Oreste Campopiano
Oreste Campopiano
TERMOLI _ In questi giorni, sulle colonne de “il Giornale”, quotidiano vicino alla famiglia del Premier, si sta consumando un botta e risposta di inusuale violenza (politica s’intende) nientemeno che tra il Presidente della Regione, on. Iorio ed il suo fidato coordinatore del PDL sen Di Giacomo, da una parte, ed il noto editorialista Filippo Facci, dall’altra. L’oggetto del contendere? Il Molise e gli “inciuci” tra PDL locale, l’on. Iorio e …L’IDV anzi, con l’on. Antonio Di Pietro di persona.
Per me che – “vox clamans in deserto”- da diversi mesi vado segnalando in Regione fenomeni politici inusuali, se non addirittura “innaturali” , la denuncia del giornalista Facci contro la gestione politica del PDL locale, non solo mi e’ sembrata fondata,ma anche coraggiosa e sopratutto libera. Anzi poiche’ essa fa riferimento a numeri elettorali difficilmente discutibili e comunque di facile lettura, non avrei mai immaginato che il Presidente Iorio ed il coordinatore ( per nomina regia) del PDL molisano sen Di Giacomo, avrebbero scritto “ a quattro mani” una replica, tanto inopportuna quanto – mi sia consentito – improvvida. E poiche’ in Politica ,come in natura, ad ogni azione corrisponde una reazione uguale e contraria, la replica del dott. Filippo Facci non si e’ fatta attendere. Egli, mostrando di conoscere in dettaglio quanto ormai da tempo accade nella nostra Regione ( fa riferimento ai negativi risultati amm.vi di Trivento, Cercemaggiore, Riccia, cui mi permetto di aggiungere per completezza di informazione, anche Campomarino) ci ha messo, come si dice, il “carico a briscola” tanto che, per trovare nella storia d’Italia un precedente in termini, occorre fare riferimento al 7 settembre 1303, allorquando Papa Bonifacio VIII venne schiaffeggiato in Anagni da Sciarra Colonna (ne parla Dante Alighieri nel Purgatorio, canto XX).

Lo stesso Filippo Facci mostra di conoscere bene anche cio’ che da tempo sta accadendo in Provincia di Campobasso ed al Comune di Termoli “…dove –dice l’editorialista – la minoranza di centro destra avrebbe gia’ i numeri per mandare a casa il Sindaco, ma per qualche ragione cio’ non avviene”. E conclude invitando i suoi alti interlocutori “…per non rimediare altre e peggiori figure,ad essere meno tracotanti…”

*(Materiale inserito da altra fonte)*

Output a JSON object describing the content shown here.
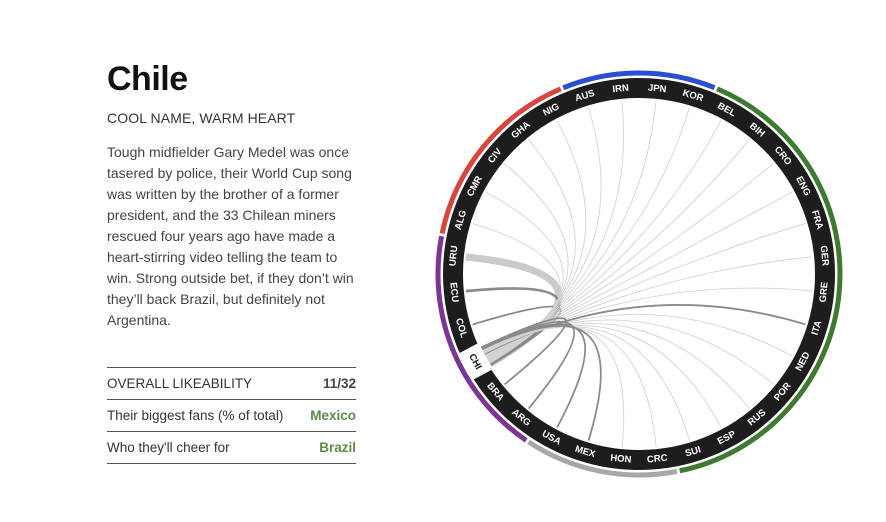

Non e’ mia intenzione alimentare ulteriormente un fuoco che viene da Roma, gia’ evidentemente di per se’ devastante,ma credo che sia assolutamente urgente una netta inversione di rotta per rilanciare il PDL molisano ed evitare che qui da noi diventi irreversibilmente una occasione persa.
Se , invero, anziche’ aprire il progetto alle energie politiche e culturali che sin dall’inizio hanno condiviso quella idea di partito plurale voluto dal Presidente Berlusconi per costruire una classe dirigente espressione autentica del territorio, della societa’ civile e delle professioni, si persevera invece nelle campagne acquisti di soggetti politici alla deriva, di accordi silenziosi e talvolta oscuri, funzionali ad esigenze diverse ed estranee a quelle di cui la Regione oggi necessita, allora non solo non avremo costruito nulla di utile, ma avremo di contro posto la parola fine ad una ipotesi, ancora prima di cominciare.

Dice un proverbio molisano : “ mazz e panell fann i figl bell’ .” Nella circostanza quella saggezza contadina “c’azzecca ” proprio. “C’azzecca?” Oddio, che ho detto!!!!

Avv.Oreste Campopiano

1 commento

  1. si ore’,bello l’accostamento con bonifacio!!oltre campomarino di cui abbiamo gia’parlato in altre occasioni dal vivo,aggiungerei anche venafro…grande ore’,alle prossime amministrative ti rivoglio candidato e (stavolta)vincente!!!!